Syntax

#include <search.h>

void *tsearch (const void *key, void **rootp, int (*compar) (const void *, const void *));
void *tfind (const void *key, void * const *rootp, int (*compar) (const void *, const void *));
void *tdelete (const void *key, void **rootp, int (*compar) (const void *, const void *));
void twalk (const void *root, void(*action) (const void *, VISIT, int)); 

Description

tsearch(), tfind(), tdelete() and twalk() manipulate binary search trees. Comparisons are made with a user-supplied compar function. This function is called with two arguments, the pointers to the elements being compared. It returns an integer less than, equal to or greater than 0, depending on whether the first argument is less than, equal to or greater than the second argument. The comparison function need not compare every byte, so arbitrary data may be contained in the elements in addition to the values being compared.

tsearch() is used to build and access the tree. The key argument is a pointer to an element to be accessed or stored. If there is an entry in the tree that is equal to *key (the value pointed to by the key), a pointer to this found entry is returned. Otherwise, *key is inserted, and a pointer to it is returned. Only pointers are copied, so the calling routine must store the data. The rootp argument points to a variable that points to the root of the tree. A null pointer value for the variable pointed to by rootp denotes an empty tree; in this case, the variable is set to point to the entry that appears at the root of the new tree.

Like tsearch(), the tfind() function searches for an entry in the tree and returns a pointer to it if found. If the entry is not found, the tfind() function returns a null pointer. The arguments for tfind() are the same as for tsearch().

tdelete() deletes a node from a binary search tree. The arguments are the same as for tsearch(). The variable to which rootp points is changed if the deleted node was the root of the tree. The tdelete() function returns a pointer to the parent of the deleted node, or a null pointer if the node is not found.

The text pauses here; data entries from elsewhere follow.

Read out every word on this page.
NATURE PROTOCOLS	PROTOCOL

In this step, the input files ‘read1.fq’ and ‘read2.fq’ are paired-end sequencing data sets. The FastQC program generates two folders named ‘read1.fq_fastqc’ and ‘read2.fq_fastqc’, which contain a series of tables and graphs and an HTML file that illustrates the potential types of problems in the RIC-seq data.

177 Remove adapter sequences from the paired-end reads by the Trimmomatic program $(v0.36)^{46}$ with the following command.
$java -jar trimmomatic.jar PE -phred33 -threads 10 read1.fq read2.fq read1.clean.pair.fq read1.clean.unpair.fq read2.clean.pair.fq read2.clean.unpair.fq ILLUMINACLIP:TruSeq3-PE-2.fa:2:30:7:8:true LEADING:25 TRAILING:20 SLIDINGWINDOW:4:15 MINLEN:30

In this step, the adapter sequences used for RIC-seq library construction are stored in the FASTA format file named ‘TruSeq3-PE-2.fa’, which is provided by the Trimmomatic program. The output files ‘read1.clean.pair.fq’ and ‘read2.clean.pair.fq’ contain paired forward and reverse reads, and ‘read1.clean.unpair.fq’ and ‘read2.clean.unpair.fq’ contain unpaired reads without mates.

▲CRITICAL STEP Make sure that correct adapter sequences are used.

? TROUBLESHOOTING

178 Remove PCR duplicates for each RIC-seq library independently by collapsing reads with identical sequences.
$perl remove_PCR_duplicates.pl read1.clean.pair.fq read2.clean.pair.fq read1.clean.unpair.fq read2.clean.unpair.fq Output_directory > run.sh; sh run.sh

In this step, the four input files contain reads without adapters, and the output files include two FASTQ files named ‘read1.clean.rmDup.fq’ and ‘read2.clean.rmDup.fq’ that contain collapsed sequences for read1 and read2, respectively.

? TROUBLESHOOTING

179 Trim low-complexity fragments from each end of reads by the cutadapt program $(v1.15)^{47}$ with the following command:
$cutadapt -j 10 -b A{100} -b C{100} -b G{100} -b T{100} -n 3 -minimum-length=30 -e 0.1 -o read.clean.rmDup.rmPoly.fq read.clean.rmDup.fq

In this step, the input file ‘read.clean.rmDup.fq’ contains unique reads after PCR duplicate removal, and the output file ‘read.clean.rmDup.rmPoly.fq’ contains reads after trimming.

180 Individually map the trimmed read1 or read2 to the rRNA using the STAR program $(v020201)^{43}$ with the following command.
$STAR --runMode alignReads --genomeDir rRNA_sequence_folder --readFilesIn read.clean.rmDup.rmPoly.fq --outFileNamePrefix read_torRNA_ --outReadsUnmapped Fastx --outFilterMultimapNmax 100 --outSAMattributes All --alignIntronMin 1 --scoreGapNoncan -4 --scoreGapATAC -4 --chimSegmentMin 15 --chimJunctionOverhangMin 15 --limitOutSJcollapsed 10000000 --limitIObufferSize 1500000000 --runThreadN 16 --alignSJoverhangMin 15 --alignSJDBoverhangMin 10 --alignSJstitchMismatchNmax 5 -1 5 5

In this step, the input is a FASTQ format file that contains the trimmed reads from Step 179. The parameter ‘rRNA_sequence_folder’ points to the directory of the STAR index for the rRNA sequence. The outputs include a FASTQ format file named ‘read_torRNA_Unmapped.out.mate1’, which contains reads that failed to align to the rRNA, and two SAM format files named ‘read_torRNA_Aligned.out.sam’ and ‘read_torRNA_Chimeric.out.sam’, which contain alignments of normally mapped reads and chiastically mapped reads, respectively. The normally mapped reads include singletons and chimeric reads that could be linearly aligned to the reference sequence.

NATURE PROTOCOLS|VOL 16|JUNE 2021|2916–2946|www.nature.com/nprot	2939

twalk() traverses a binary search tree. The root argument is a pointer to the root of the tree to be traversed. Any node in a tree may be used as the root for a walk below that node. action is the name of a function to be invoked at each node. This function is called with three arguments. The first argument is the address of the node being visited. The structure pointed to by this argument is unspecified and must not be modified; however, the value of type "pointer-to-node" can be converted to the type "pointer-to-pointer-to-element" to access the element stored in the node.

The second argument is a value from the enumeration data type typedef enum { preorder, postorder, endorder, leaf } VISIT; (defined in the header search.h), depending on whether this is the first, second or third time that the node is visited (during a depth-first, left-to-right traversal of the tree), or whether the node is a leaf. The third argument is the level of the node in the tree, with the root being level 0.

Returnval

Pointer to the found node

tsearch() and tfind(), if *key was found.

Pointer to the inserted node 

tsearch(), if *key was not found, but could be inserted.

Null pointer

tsearch(), if there is not enough space available to create a new node.
tsearch(), tfind() and tdelete(), if rootp is a null pointer on entry.
tfind(), if *key was not found.

Pointer to the parent of the deleted node 

tdelete(), if successful.

Notes

The root argument to twalk() is one level of indirection less than the rootp arguments to tsearch() and tdelete().

There are two nomenclatures used to refer to the order in which tree nodes are visited. The tsearch() function uses preorder, postorder and endorder to refer, respectively, to visiting a node before any of its children, visiting it after its left child and before its right, and visiting a node after both its children. The alternative nomenclature uses preorder, inorder and postorder to refer to the same visits, which could result in some confusion over the meaning of postorder.

If the calling function alters the pointer to the root, the results are unpredictable.

See also

bsearch(), hsearch(), lsearch(), search.h.